Appendix E Intervention Experiment Details
In the intervention experiments, we randomly substitute a number value in the CoT generated by trained models on the test set. The interventions are performed on the full CoT texts. The substituted number has the same digit length as the original number, but with a different value. To prevent outlier values, we keep the first digit to be the same as the original number when substituting numbers with 2 or more digits.
We choose the number to substitute within the following range:
Multiplication
- $x$ or $y$ in “digit $x$ , carry $y$ ” statements;
- A random number $x$ in “Add up partial results:” statements;
- The first partial result $x$ in “ $a_{1}+...+a_{n}=x+...$ statements;
- The result $x$ in the “The final result is: $...=x$ ” statement.
Dynamic programming
A random intermediate value in the CoT.
After intervention, we truncate all tokens after the intervened value, and feed the partial CoT into trained models to complement the full CoT and get the final answer.
The detailed breakdown of errors in multiplication problems is shown in Table 1 (1 entry with deformed CoT is excluded):
| Total Success Error | 9999 7383 2616 |
| --- | --- |
| Addition error | 767 |
| Reconstruct error | 496 |
| Shortcut error | 1291 |
| Copy error | 6 |
| Misc error | 56 |
Table 1: Intervention error breakdown in multiplication problems.
Appendix F Probing Experiment Details
In the probing experiments, we probe on latent CoT for simplicity.

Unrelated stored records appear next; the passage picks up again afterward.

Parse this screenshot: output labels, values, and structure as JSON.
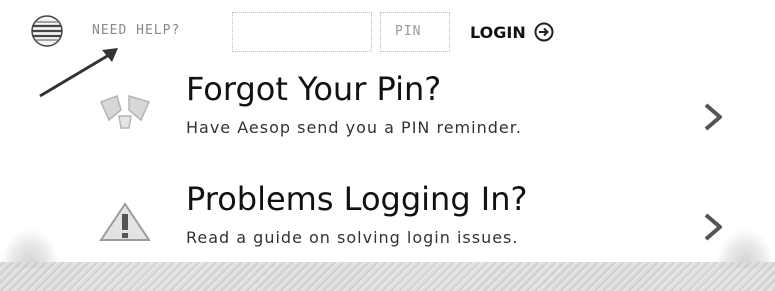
{
  "header": {
    "need_help_label": "NEED HELP?",
    "username_placeholder": "",
    "pin_placeholder": "PIN",
    "login_label": "LOGIN"
  },
  "help_items": [
    {
      "title": "Forgot Your Pin?",
      "description": "Have Aesop send you a PIN reminder.",
      "icon": "broken-lightbulb-icon"
    },
    {
      "title": "Problems Logging In?",
      "description": "Read a guide on solving login issues.",
      "icon": "warning-icon"
    }
  ],
  "colors": {
    "text": "#111111",
    "muted": "#8a8a8a",
    "border": "#bdbdbd"
  }
}
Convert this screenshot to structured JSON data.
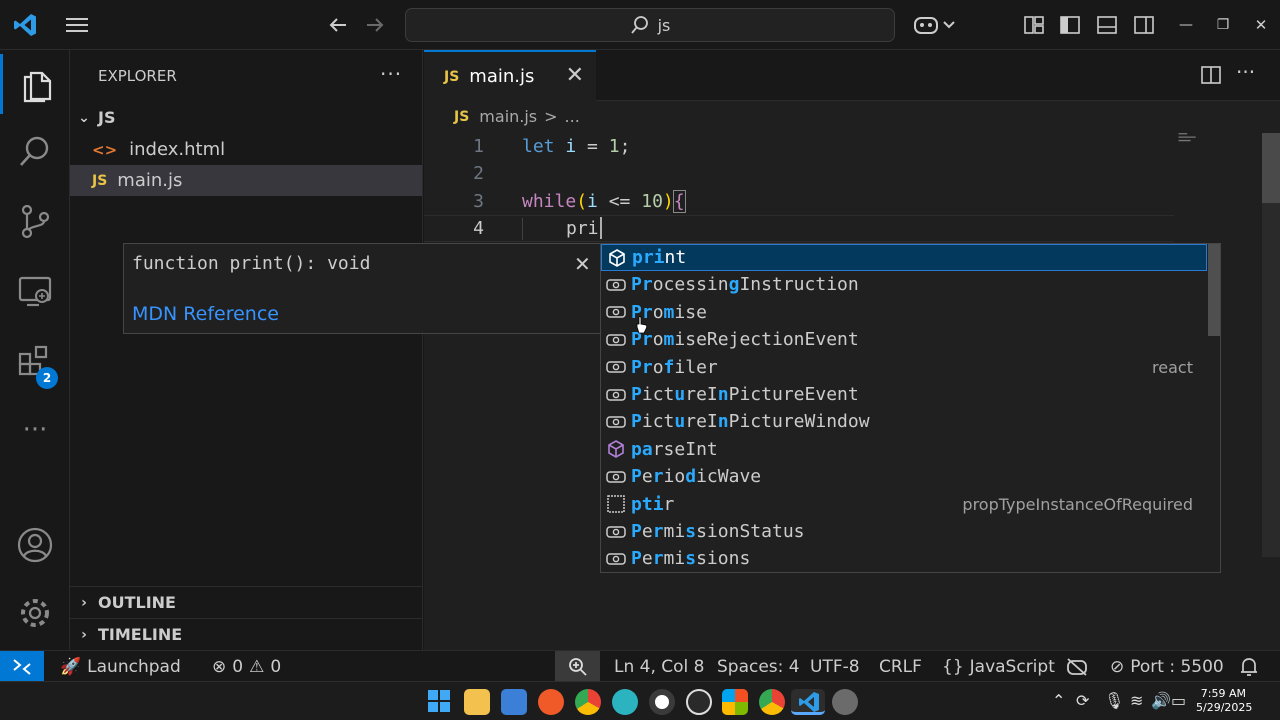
{
  "titlebar": {
    "search_text": "js",
    "nav_back_icon": "arrow-left-icon",
    "nav_forward_icon": "arrow-right-icon",
    "window_minimize": "—",
    "window_restore": "❐",
    "window_close": "✕"
  },
  "activity_bar": {
    "extensions_badge": "2"
  },
  "sidebar": {
    "title": "EXPLORER",
    "more": "···",
    "folder": "JS",
    "files": [
      {
        "icon": "<>",
        "name": "index.html"
      },
      {
        "icon": "JS",
        "name": "main.js"
      }
    ],
    "outline": "OUTLINE",
    "timeline": "TIMELINE"
  },
  "editor": {
    "tab": {
      "icon": "JS",
      "label": "main.js"
    },
    "breadcrumb": {
      "icon": "JS",
      "file": "main.js",
      "sep": ">",
      "rest": "..."
    },
    "lines": [
      {
        "n": "1"
      },
      {
        "n": "2"
      },
      {
        "n": "3"
      },
      {
        "n": "4"
      }
    ],
    "code": {
      "l1_let": "let",
      "l1_i": "i",
      "l1_eq": " = ",
      "l1_num": "1",
      "l1_semi": ";",
      "l3_while": "while",
      "l3_paren": "(",
      "l3_i": "i",
      "l3_op": " <= ",
      "l3_num": "10",
      "l3_close": ")",
      "l3_brace": "{",
      "l4_text": "pri"
    }
  },
  "hover_doc": {
    "signature": "function print(): void",
    "close": "✕",
    "link": "MDN Reference"
  },
  "suggestions": [
    {
      "pre": "",
      "match": "pri",
      "post": "nt",
      "detail": "",
      "icon": "cube-icon"
    },
    {
      "label": "ProcessingInstruction",
      "detail": "",
      "icon": "variable-icon"
    },
    {
      "label": "Promise",
      "detail": "",
      "icon": "variable-icon"
    },
    {
      "label": "PromiseRejectionEvent",
      "detail": "",
      "icon": "variable-icon"
    },
    {
      "label": "Profiler",
      "detail": "react",
      "icon": "variable-icon"
    },
    {
      "label": "PictureInPictureEvent",
      "detail": "",
      "icon": "variable-icon"
    },
    {
      "label": "PictureInPictureWindow",
      "detail": "",
      "icon": "variable-icon"
    },
    {
      "label": "parseInt",
      "detail": "",
      "icon": "cube-icon"
    },
    {
      "label": "PeriodicWave",
      "detail": "",
      "icon": "variable-icon"
    },
    {
      "label": "ptir",
      "detail": "propTypeInstanceOfRequired",
      "icon": "snippet-icon"
    },
    {
      "label": "PermissionStatus",
      "detail": "",
      "icon": "variable-icon"
    },
    {
      "label": "Permissions",
      "detail": "",
      "icon": "variable-icon"
    }
  ],
  "statusbar": {
    "launchpad": "Launchpad",
    "errors": "0",
    "warnings": "0",
    "position": "Ln 4, Col 8",
    "spaces": "Spaces: 4",
    "encoding": "UTF-8",
    "eol": "CRLF",
    "language": "JavaScript",
    "port": "Port : 5500"
  },
  "taskbar": {
    "time": "7:59 AM",
    "date": "5/29/2025"
  },
  "colors": {
    "accent": "#0078d4",
    "match": "#2aaaff",
    "focus_row": "#04395e"
  }
}
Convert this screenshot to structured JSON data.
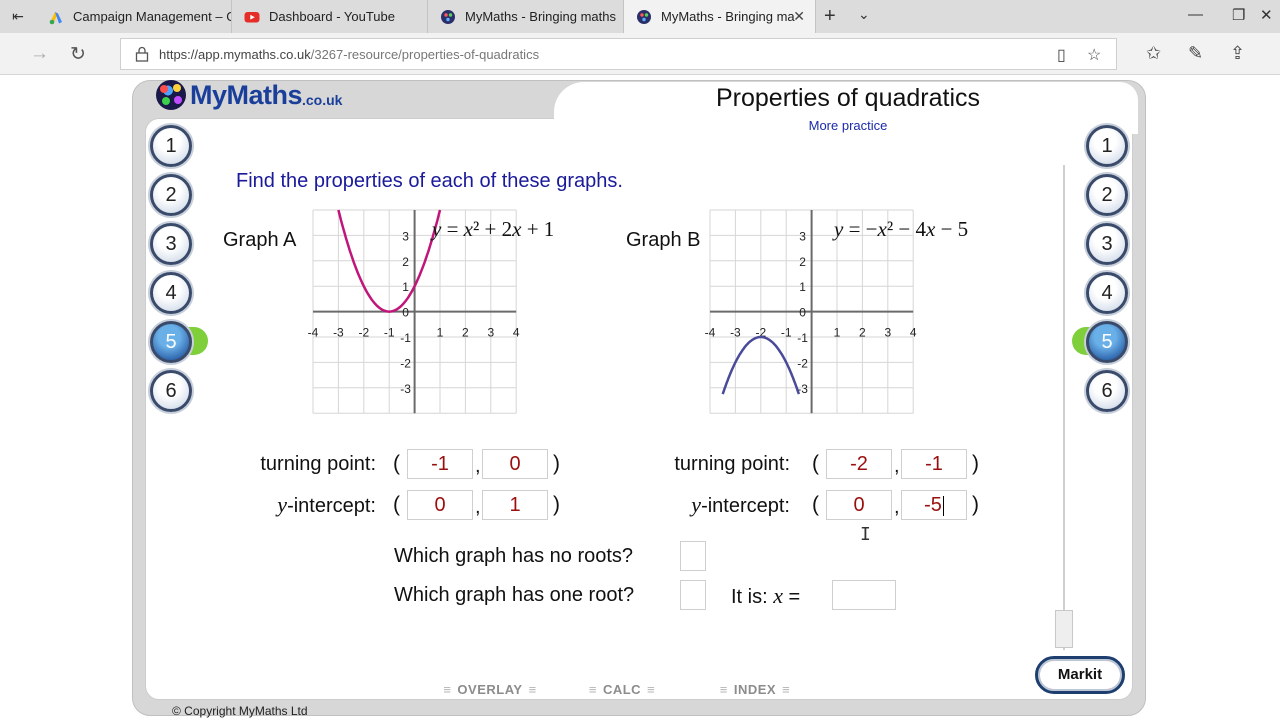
{
  "browser": {
    "tabs": [
      {
        "label": "Campaign Management – G",
        "icon": "google-ads-icon",
        "active": false
      },
      {
        "label": "Dashboard - YouTube",
        "icon": "youtube-icon",
        "active": false
      },
      {
        "label": "MyMaths - Bringing maths",
        "icon": "mymaths-icon",
        "active": false
      },
      {
        "label": "MyMaths - Bringing ma",
        "icon": "mymaths-icon",
        "active": true
      }
    ],
    "url_prefix": "https://app.mymaths.co.uk",
    "url_path": "/3267-resource/properties-of-quadratics"
  },
  "app": {
    "logo_text": "MyMaths",
    "logo_suffix": ".co.uk",
    "title": "Properties of quadratics",
    "subtitle": "More practice",
    "instruction": "Find the properties of each of these graphs.",
    "questions": [
      "1",
      "2",
      "3",
      "4",
      "5",
      "6"
    ],
    "active_question": "5",
    "graph_a": {
      "label": "Graph A",
      "eq_parts": [
        "y",
        " = ",
        "x",
        "² + 2",
        "x",
        " + 1"
      ],
      "x_ticks": [
        "-4",
        "-3",
        "-2",
        "-1",
        "1",
        "2",
        "3",
        "4"
      ],
      "y_ticks": [
        "3",
        "2",
        "1",
        "0",
        "-1",
        "-2",
        "-3"
      ],
      "curve_color": "#c0157a"
    },
    "graph_b": {
      "label": "Graph B",
      "eq_parts": [
        "y",
        " = −",
        "x",
        "² − 4",
        "x",
        " − 5"
      ],
      "x_ticks": [
        "-4",
        "-3",
        "-2",
        "-1",
        "1",
        "2",
        "3",
        "4"
      ],
      "y_ticks": [
        "3",
        "2",
        "1",
        "0",
        "-1",
        "-2",
        "-3"
      ],
      "curve_color": "#4a4a9a"
    },
    "labels": {
      "turning_point": "turning point:",
      "y_intercept_var": "y",
      "y_intercept_rest": "-intercept:",
      "open_paren": "(",
      "close_paren": ")",
      "comma": ","
    },
    "answers": {
      "a_tp_x": "-1",
      "a_tp_y": "0",
      "a_yi_x": "0",
      "a_yi_y": "1",
      "b_tp_x": "-2",
      "b_tp_y": "-1",
      "b_yi_x": "0",
      "b_yi_y": "-5"
    },
    "q_no_roots": "Which graph has no roots?",
    "q_one_root": "Which graph has one root?",
    "it_is_prefix": "It is: ",
    "it_is_var": "x",
    "it_is_suffix": " =",
    "markit": "Markit",
    "bottom_tabs": [
      "OVERLAY",
      "CALC",
      "INDEX"
    ],
    "copyright": "© Copyright MyMaths Ltd"
  }
}
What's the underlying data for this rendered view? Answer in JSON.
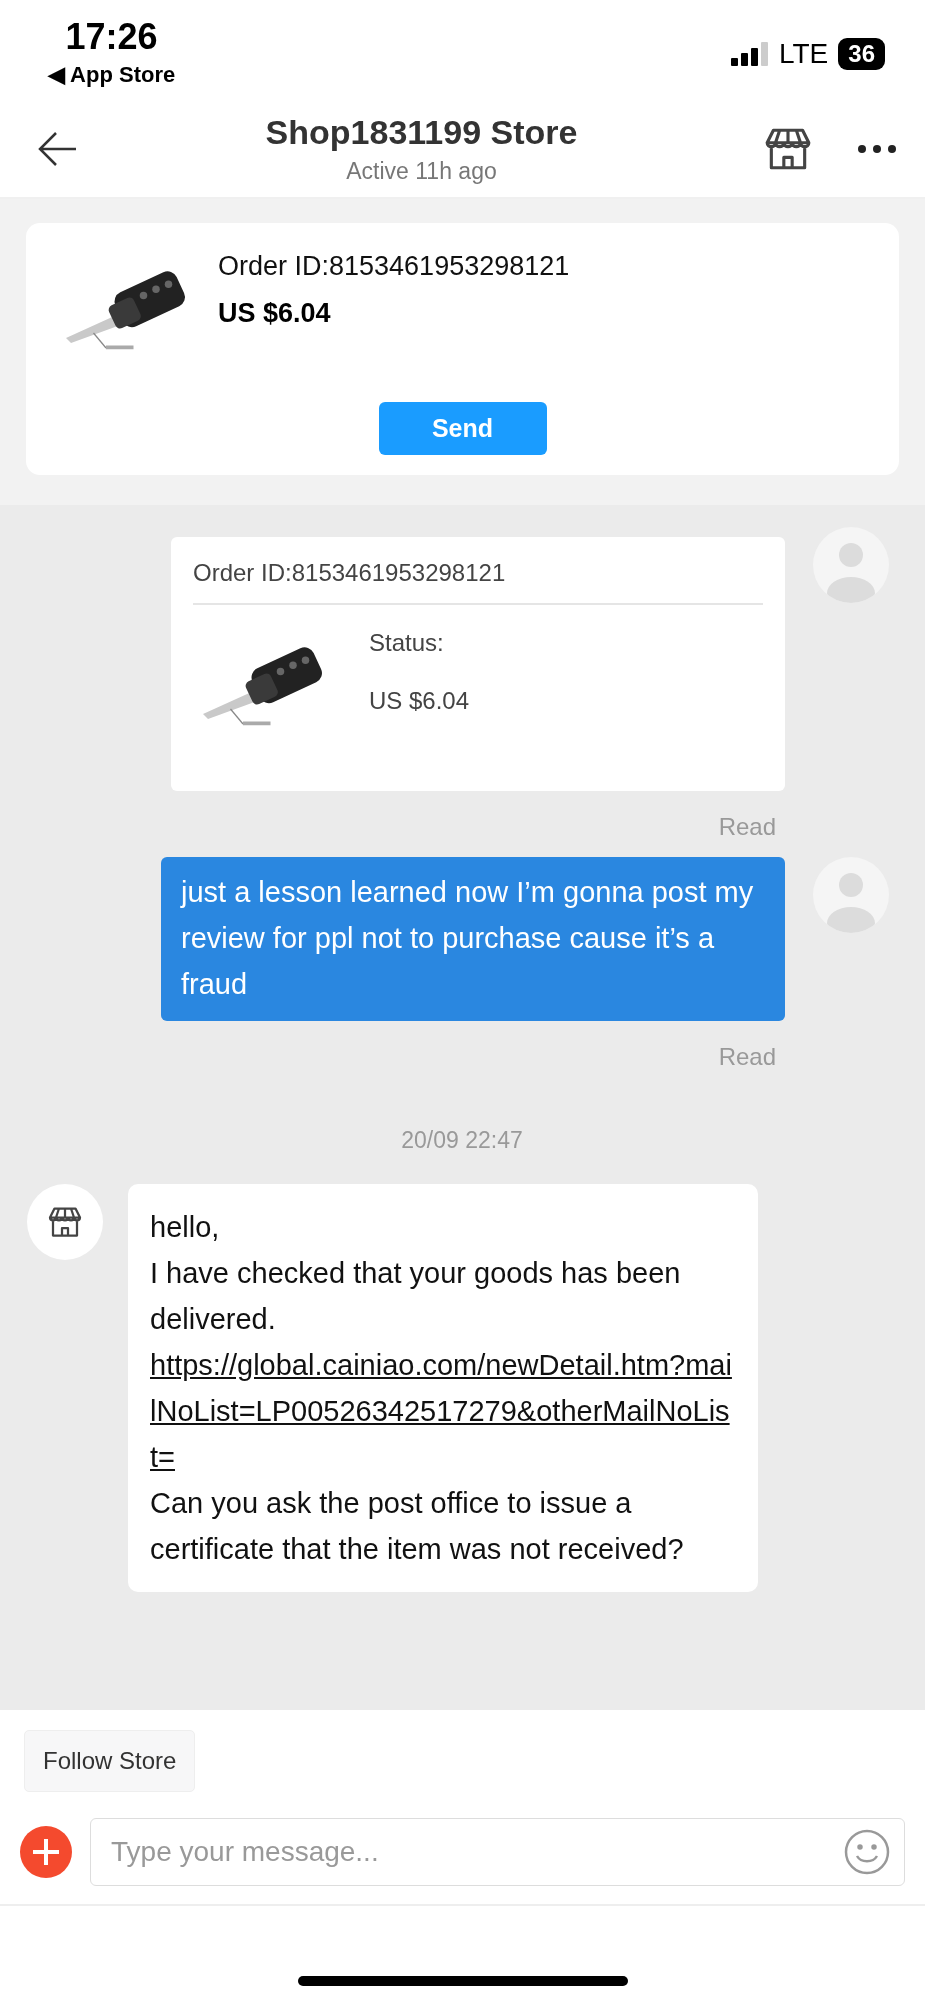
{
  "status_bar": {
    "time": "17:26",
    "back_label": "◀ App Store",
    "network": "LTE",
    "battery": "36"
  },
  "header": {
    "title": "Shop1831199 Store",
    "subtitle": "Active 11h ago"
  },
  "order_card": {
    "order_id": "Order ID:8153461953298121",
    "price": "US $6.04",
    "button": "Send"
  },
  "messages": [
    {
      "kind": "order",
      "order_id": "Order ID:8153461953298121",
      "status": "Status:",
      "price": "US $6.04",
      "receipt": "Read"
    },
    {
      "kind": "text",
      "text": "just a lesson learned now I’m gonna post my review for ppl not to purchase cause it’s a fraud",
      "receipt": "Read"
    },
    {
      "kind": "date",
      "text": "20/09 22:47"
    },
    {
      "kind": "link_text",
      "text_before": "hello,\nI have checked that your goods has been delivered.",
      "link": "https://global.cainiao.com/newDetail.htm?mailNoList=LP00526342517279&otherMailNoList=",
      "text_after": "Can you ask the post office to issue a certificate that the item was not received?"
    }
  ],
  "follow_button": "Follow Store",
  "composer": {
    "placeholder": "Type your message..."
  }
}
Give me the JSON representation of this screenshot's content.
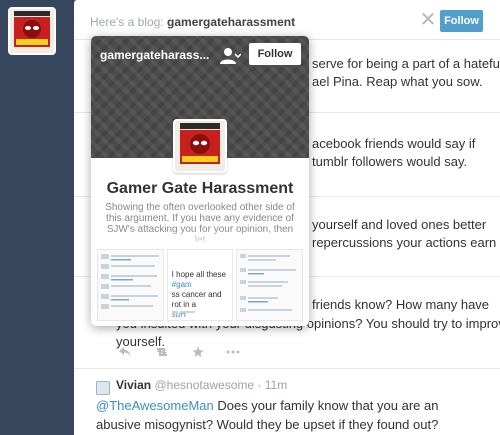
{
  "header": {
    "prefix": "Here's a blog:",
    "blog_name": "gamergateharassment",
    "close_glyph": "✕",
    "follow_label": "Follow"
  },
  "posts": [
    {
      "line1": "serve for being a part of a hateful",
      "line2": "ael Pina. Reap what you sow."
    },
    {
      "line1": "acebook friends would say if",
      "line2": "tumblr followers would say."
    },
    {
      "line1": "yourself and loved ones better",
      "line2": "repercussions your actions earn"
    },
    {
      "line1": "friends know? How many have",
      "line2": "you insulted with your disgusting opinions? You should try to improve",
      "line3": "yourself."
    }
  ],
  "actions_icons": [
    "reply-icon",
    "retweet-icon",
    "favorite-icon",
    "more-icon"
  ],
  "vivian": {
    "name": "Vivian",
    "handle": "@hesnotawesome",
    "time": "· 11m",
    "mention": "@TheAwesomeMan",
    "text": " Does your family know that you are an abusive misogynist? Would they be upset if they found out? Would they kick you out?"
  },
  "popup": {
    "blog_name": "gamergateharass...",
    "follow_label": "Follow",
    "title": "Gamer Gate Harassment",
    "description": "Showing the often overlooked other side of this argument. If you have any evidence of SJW's attacking you for your opinion, then let",
    "thumb_text": {
      "line1_pre": "I hope all these ",
      "line1_hl": "#gam",
      "line2": "ss cancer and rot in a",
      "line3_hl": "suH"
    }
  },
  "colors": {
    "background": "#36465d",
    "accent": "#529ecc",
    "mention": "#3b8fc4"
  }
}
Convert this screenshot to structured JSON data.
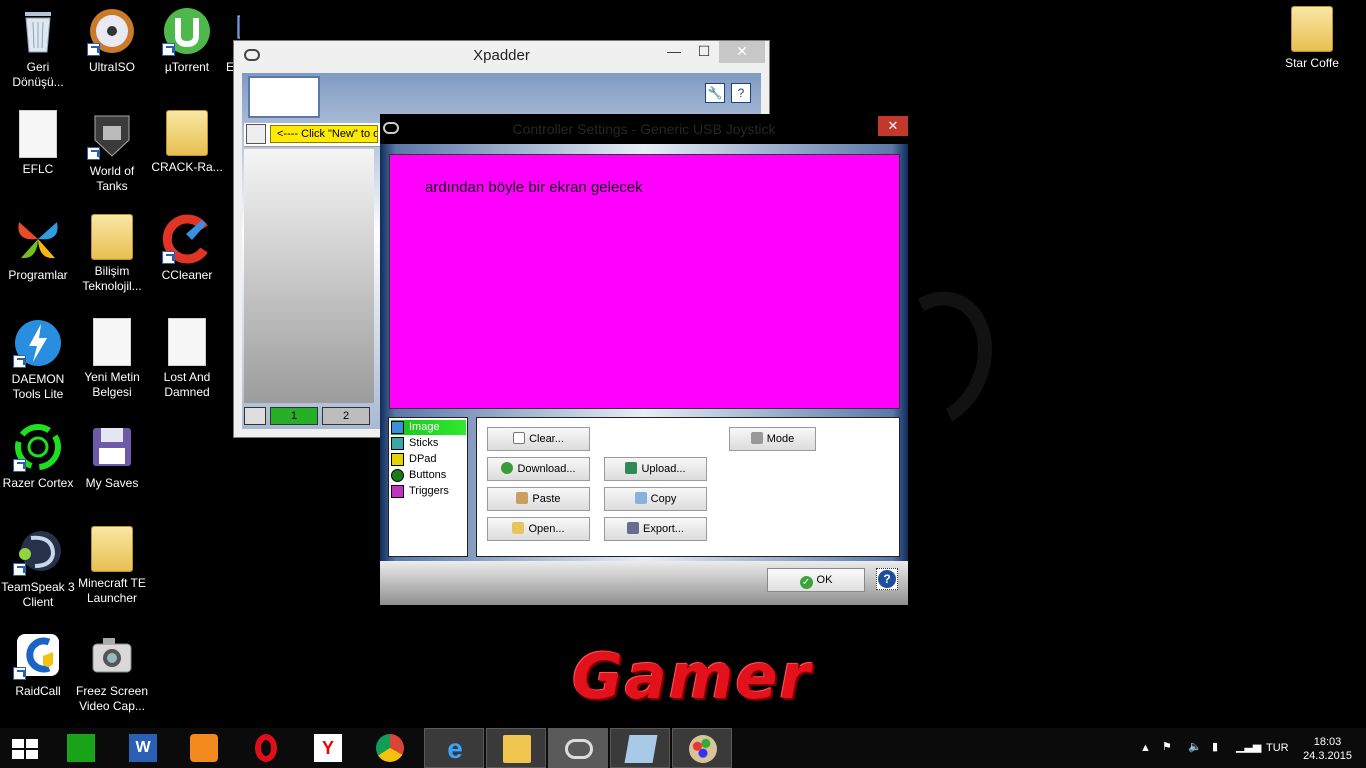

We first collect hidden states of LLMs on different layers, and then train the probe classifiers. The training set of hidden states is collected by running the trained model on the original training set, and so is the test set.
We use a learning rate of $1e-3$ and a gradient clipping threshold of $1$ . We train the probe classifiers for 4 epochs with a training batch size of 32, and an evaluate batch size of 64.